Harvard Law Today: How the War in Ukraine is Shaping European Law

In this issue:

  • Experts discuss the European legal response to the war in Ukraine.
  • Why copyright law has struggled to keep pace with AI.
  • Staff are celebrated at the Dean’s Award for Excellence ceremony.

The European Union has responded in unprecedented ways to Russia’s war against Ukraine, but the organization’s impact has been constrained by its structure and founding documents, according to panelists at a recent forum at Harvard Law School.

That was a central theme of a recent panel discussion featuring Federico Fabbrini, a professor at Dublin City University, a research fellow at the Harvard Kennedy School, and the author of the recent book “The EU Constitution in Time of War: Legal Responses to Russia’s Aggression Against Ukraine.”

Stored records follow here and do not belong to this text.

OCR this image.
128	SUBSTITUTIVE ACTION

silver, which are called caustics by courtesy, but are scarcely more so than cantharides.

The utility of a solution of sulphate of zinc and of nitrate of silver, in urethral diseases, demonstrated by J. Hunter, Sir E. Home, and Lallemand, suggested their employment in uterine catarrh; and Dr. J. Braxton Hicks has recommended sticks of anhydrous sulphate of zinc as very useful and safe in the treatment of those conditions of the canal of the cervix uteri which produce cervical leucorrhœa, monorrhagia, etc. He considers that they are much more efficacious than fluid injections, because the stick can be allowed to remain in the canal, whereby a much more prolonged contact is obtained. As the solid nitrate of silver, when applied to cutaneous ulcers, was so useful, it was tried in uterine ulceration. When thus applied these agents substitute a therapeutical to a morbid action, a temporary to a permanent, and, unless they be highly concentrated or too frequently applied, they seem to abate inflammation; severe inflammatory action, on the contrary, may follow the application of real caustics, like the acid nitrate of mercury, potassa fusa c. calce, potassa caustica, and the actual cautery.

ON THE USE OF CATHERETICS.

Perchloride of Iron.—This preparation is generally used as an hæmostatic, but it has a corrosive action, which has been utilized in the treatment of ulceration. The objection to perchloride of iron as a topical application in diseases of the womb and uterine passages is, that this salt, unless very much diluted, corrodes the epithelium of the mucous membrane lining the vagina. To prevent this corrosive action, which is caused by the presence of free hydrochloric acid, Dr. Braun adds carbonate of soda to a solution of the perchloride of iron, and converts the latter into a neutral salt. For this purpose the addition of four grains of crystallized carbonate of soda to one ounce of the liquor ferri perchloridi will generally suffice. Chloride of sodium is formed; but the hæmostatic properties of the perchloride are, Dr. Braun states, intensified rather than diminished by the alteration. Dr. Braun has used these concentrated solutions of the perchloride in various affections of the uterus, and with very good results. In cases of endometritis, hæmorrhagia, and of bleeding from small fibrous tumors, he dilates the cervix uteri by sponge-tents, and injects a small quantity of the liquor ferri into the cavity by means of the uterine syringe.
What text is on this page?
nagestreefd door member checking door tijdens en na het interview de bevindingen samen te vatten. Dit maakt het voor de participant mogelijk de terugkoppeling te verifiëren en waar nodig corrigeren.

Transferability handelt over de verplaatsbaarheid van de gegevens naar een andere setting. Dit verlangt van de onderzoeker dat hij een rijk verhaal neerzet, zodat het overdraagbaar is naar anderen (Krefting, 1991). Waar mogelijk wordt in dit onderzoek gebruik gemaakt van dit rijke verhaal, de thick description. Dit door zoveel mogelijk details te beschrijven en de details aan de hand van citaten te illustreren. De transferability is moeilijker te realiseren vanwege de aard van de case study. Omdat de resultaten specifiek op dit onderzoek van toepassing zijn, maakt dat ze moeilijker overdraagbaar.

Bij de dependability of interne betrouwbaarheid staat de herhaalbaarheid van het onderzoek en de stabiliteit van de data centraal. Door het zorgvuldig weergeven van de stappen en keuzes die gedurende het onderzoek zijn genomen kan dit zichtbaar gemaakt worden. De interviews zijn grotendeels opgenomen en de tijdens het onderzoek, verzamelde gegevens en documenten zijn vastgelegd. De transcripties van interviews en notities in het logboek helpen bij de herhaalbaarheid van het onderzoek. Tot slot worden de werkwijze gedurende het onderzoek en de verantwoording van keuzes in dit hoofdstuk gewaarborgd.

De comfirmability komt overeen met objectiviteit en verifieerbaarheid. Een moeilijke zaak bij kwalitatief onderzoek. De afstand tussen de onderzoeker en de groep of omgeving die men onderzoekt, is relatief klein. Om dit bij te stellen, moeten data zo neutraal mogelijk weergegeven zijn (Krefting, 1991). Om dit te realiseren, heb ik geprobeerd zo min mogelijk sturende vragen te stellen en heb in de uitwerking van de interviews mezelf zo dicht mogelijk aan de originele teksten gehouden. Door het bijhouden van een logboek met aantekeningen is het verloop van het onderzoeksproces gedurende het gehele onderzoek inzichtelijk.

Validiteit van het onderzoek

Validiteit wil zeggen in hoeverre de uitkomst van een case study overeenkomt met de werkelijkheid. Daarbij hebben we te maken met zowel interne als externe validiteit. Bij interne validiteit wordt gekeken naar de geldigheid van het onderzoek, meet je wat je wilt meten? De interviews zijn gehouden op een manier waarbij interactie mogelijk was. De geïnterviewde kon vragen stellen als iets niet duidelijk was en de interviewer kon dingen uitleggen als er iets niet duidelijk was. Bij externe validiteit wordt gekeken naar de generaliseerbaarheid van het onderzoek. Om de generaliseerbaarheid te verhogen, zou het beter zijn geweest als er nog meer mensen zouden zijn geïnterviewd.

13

“[The EU] was created as a project to secure peace… it was never conceived as an organization that had to deal with the reality of warfare, hard power, and military issues.”

Fabbrini was joined by Harvard Law School professors Susan Farbstein ’04, Alex Whiting, Mark Wu, and moderator Gerald Neuman ’80. The event was sponsored by the Human Rights Program, the International Human Rights Clinic, the Harvard Human Rights Journal, and the Harvard European Law Association.